Bulinus jousseaumei is a species of tropical freshwater snail, an aquatic gastropod mollusk in the family Planorbidae, the ramshorn snails and their allies.
Like other planorbids, the shell of the species is sinistral in coiling.

Distribution
The distribution of Bulinus jousseaumei includes Western Africa:
 Burkina Faso
 Gambia
 Mali
 Niger
 Nigeria
 Senegal
 Togo

The type locality for this species is the Sénégal River close to Médine, Mali.

Description 
The width of the shell is 8 mm. The height of the shell is 11 mm.

Diploid chromosome number is 2n = 36.

Ecology 
This snail lives in permanent streams. It can live in a water current that has a speed up to 0.86 m·s−1 based on laboratory experiments.

The male part of the reproductive system is developed "slightly earlier" (protandry) in Bulinus jousseaumei.

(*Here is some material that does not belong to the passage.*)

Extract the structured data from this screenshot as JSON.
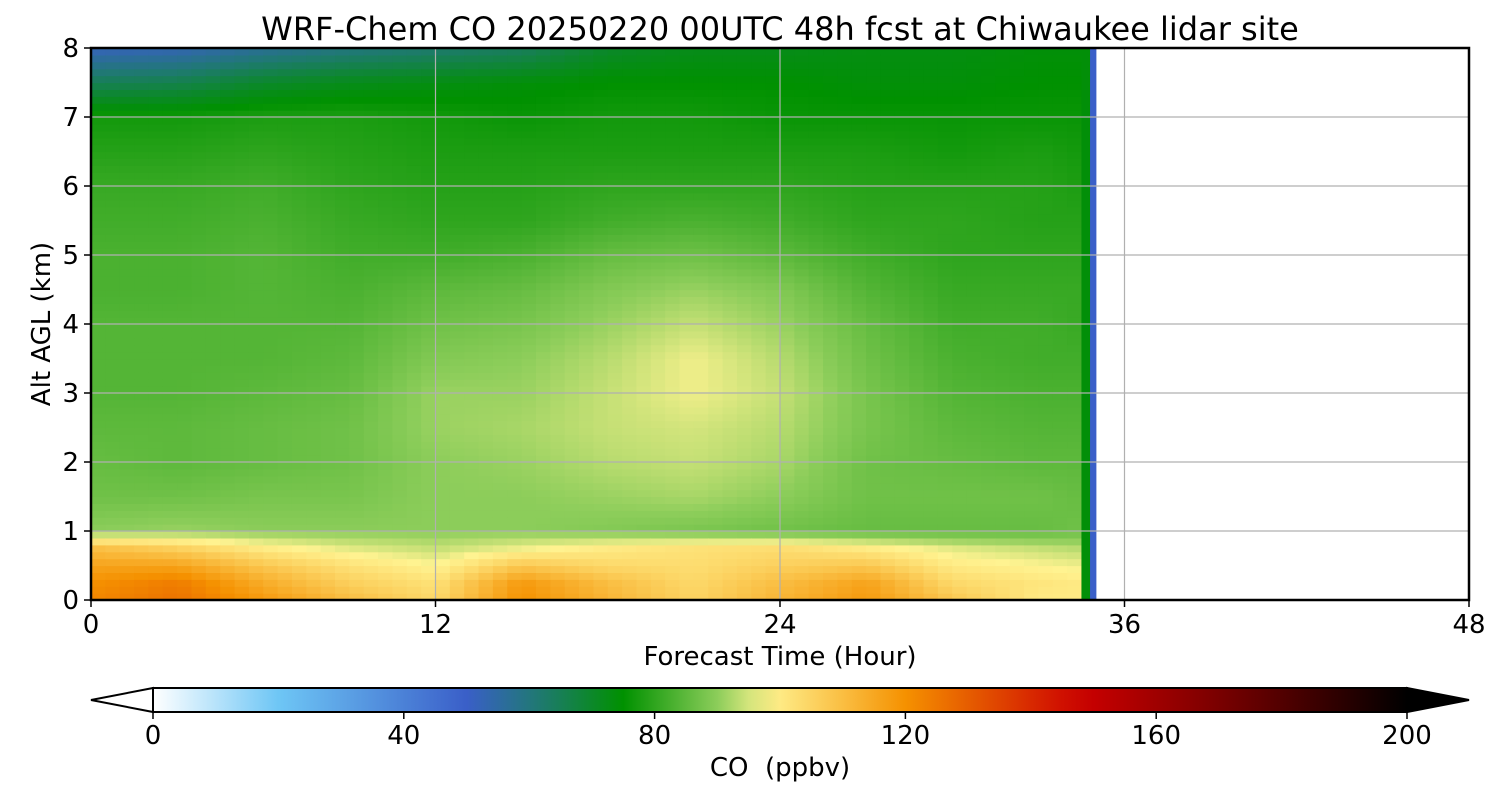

This species is an intermediate host for Schistosoma curassoni and for Schistosoma haematobium.

References

Further reading 
 Green P., Dussart G. B. J. & Gibson C. (1992). "Surfacing and water-leaving behaviour of the freshwater pulmonate snails Lymnaea peregra (Müller), Biomphalaria glabrata (Say) and Bulinus jousseaumei (Dautzenberg)". Journal of Molluscan Studies 58(2): 169-179. .
 Wright C. A. (1957). "Studies on the structure and taxonomy of Bulinus jousseaumei (Dautzenberg)". Bulletin of the British Museum (Natural History), Zoology 5: 1-28.